Where you come from does not matter. What matters is how you see your world and what you want to achieve in that world. That will define your sense of Personal Responsibility.
Born in poverty with no family structure to guide you through your early years? Struggling to survive where gangs rule and violence is the norm? What you choose to do can mean the difference between escaping to a better place or drowning in the desperation that surrounds you. Your choices can send you in one direction or the other. Own your choices and you might, just might, make it to a better place. Taking Personal Responsibility for your choices will give you a decent shot at success.

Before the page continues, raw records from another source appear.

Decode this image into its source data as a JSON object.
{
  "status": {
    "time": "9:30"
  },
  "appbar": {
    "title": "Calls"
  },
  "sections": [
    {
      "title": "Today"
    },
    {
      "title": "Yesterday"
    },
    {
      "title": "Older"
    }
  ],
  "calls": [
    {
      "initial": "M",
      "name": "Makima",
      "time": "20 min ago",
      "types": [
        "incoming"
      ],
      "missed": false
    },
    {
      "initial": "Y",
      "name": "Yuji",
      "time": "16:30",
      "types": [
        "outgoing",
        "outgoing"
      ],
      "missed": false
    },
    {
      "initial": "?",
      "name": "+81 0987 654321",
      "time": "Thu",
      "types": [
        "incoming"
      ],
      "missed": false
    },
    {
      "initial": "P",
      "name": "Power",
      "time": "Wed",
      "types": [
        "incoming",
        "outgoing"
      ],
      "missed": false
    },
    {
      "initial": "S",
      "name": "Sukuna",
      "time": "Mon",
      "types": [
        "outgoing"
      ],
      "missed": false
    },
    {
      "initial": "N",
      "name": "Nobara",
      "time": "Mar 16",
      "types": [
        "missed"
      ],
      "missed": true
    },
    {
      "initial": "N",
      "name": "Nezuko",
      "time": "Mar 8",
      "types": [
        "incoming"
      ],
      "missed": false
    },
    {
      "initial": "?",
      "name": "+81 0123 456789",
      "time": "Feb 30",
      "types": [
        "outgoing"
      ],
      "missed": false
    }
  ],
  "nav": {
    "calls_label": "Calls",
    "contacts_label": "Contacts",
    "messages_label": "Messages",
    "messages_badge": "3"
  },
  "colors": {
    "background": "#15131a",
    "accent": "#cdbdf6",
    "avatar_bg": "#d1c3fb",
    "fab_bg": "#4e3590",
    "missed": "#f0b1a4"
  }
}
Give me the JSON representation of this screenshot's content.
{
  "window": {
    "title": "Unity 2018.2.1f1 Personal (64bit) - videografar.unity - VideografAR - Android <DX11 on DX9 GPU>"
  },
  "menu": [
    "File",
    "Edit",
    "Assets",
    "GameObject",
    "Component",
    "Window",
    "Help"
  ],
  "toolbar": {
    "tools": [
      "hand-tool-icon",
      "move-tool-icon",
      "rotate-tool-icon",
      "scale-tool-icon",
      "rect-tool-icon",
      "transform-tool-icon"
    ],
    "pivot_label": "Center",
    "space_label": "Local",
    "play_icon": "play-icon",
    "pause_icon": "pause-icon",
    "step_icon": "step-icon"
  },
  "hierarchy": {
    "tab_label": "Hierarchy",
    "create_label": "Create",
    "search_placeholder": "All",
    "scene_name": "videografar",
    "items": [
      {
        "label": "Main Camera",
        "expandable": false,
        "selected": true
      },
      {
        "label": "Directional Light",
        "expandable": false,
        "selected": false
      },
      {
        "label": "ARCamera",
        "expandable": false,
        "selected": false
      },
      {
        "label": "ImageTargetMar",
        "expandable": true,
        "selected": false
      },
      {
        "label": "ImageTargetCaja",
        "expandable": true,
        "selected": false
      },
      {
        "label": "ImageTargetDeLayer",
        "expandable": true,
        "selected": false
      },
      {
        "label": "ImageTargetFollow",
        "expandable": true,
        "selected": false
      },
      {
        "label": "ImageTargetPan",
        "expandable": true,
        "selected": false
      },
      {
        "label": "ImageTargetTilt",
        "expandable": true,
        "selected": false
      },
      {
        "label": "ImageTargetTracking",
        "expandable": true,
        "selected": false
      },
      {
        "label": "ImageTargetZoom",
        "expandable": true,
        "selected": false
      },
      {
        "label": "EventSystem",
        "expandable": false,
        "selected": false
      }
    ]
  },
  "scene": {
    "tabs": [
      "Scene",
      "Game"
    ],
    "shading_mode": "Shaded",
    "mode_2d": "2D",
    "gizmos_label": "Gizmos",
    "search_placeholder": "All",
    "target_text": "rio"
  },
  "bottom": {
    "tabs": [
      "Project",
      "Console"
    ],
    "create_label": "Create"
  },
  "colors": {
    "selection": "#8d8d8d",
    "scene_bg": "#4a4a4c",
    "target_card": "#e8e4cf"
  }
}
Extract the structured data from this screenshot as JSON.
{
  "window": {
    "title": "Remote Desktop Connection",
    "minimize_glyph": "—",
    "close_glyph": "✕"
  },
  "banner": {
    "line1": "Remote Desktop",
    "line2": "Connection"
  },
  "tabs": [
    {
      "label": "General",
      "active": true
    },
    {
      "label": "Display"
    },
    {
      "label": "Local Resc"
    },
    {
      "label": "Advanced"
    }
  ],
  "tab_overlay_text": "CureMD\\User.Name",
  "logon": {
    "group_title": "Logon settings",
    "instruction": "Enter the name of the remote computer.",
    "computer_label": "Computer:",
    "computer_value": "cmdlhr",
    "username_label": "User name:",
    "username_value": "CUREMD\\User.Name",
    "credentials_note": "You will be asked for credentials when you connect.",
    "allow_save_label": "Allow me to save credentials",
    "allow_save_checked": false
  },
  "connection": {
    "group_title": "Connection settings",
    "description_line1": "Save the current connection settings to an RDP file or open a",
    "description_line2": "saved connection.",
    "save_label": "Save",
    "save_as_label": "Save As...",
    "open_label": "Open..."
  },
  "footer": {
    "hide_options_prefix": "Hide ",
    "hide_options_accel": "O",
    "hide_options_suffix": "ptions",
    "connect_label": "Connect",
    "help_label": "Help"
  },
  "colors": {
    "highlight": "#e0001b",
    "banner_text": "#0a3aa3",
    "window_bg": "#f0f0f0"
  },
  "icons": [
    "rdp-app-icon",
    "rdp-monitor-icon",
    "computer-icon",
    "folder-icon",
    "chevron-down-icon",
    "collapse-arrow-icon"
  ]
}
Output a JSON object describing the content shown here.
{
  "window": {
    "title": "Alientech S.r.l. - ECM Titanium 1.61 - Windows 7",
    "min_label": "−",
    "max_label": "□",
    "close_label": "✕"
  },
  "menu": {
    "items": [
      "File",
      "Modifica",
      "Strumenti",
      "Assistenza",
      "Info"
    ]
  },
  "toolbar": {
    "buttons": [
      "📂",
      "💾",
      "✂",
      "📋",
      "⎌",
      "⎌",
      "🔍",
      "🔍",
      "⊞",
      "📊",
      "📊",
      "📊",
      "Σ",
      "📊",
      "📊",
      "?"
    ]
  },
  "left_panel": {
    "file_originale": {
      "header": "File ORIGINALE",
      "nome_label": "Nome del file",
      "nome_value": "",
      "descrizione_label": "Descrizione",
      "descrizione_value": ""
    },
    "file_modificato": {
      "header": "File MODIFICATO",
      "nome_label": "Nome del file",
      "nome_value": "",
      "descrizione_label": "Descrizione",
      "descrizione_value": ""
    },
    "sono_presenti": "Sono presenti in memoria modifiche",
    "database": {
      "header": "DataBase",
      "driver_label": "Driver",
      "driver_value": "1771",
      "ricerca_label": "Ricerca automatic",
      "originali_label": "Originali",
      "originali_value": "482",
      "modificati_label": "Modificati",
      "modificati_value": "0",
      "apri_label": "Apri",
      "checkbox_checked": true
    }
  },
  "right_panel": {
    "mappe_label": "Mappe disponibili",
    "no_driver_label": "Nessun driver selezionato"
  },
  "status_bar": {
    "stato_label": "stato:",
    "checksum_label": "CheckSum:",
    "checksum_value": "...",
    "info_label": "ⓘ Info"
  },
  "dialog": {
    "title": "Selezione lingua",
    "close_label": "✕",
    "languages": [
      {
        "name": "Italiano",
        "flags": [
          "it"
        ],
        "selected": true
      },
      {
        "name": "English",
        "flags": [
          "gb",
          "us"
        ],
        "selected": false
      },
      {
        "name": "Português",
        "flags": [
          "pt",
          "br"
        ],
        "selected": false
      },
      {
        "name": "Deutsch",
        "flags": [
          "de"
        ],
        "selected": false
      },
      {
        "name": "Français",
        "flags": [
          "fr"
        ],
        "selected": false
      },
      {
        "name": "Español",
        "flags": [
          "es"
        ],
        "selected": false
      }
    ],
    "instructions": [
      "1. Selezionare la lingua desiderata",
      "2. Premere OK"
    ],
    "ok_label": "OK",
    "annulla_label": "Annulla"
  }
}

Wealthy parents, elite education, surrounded by comfort and privilege? Sounds good on paper, but what are you going to do with it? Make smart choices and a productive and fulfilling life can be yours. More important, you will have an opportunity to be of positive benefit to others, either by supporting programs that help the less fortunate or by being a role model for someone who has not yet developed positive habits. Did I say, “opportunity?” No, this is not an opportunity, it is an obligation.
Make bad choices, however, and all that you have been given will melt away to nothing. The traps are out there. A heavy party scene and an indulgent lifestyle can lead to physical deterioration and decline. Even worse, it is easy to become complacent and let each day slide by without goals and direction. This lack of motivation all but guarantees failure and mediocrity. Who wants that?
The details will differ but there is one common theme: your choices have consequences. If you live in a wealthy community and have all the security and comfort that comes with that life, your choices are no less consequential than those of someone living in back alleys, scratching for food every day.
Choices have consequences. Choose wisely.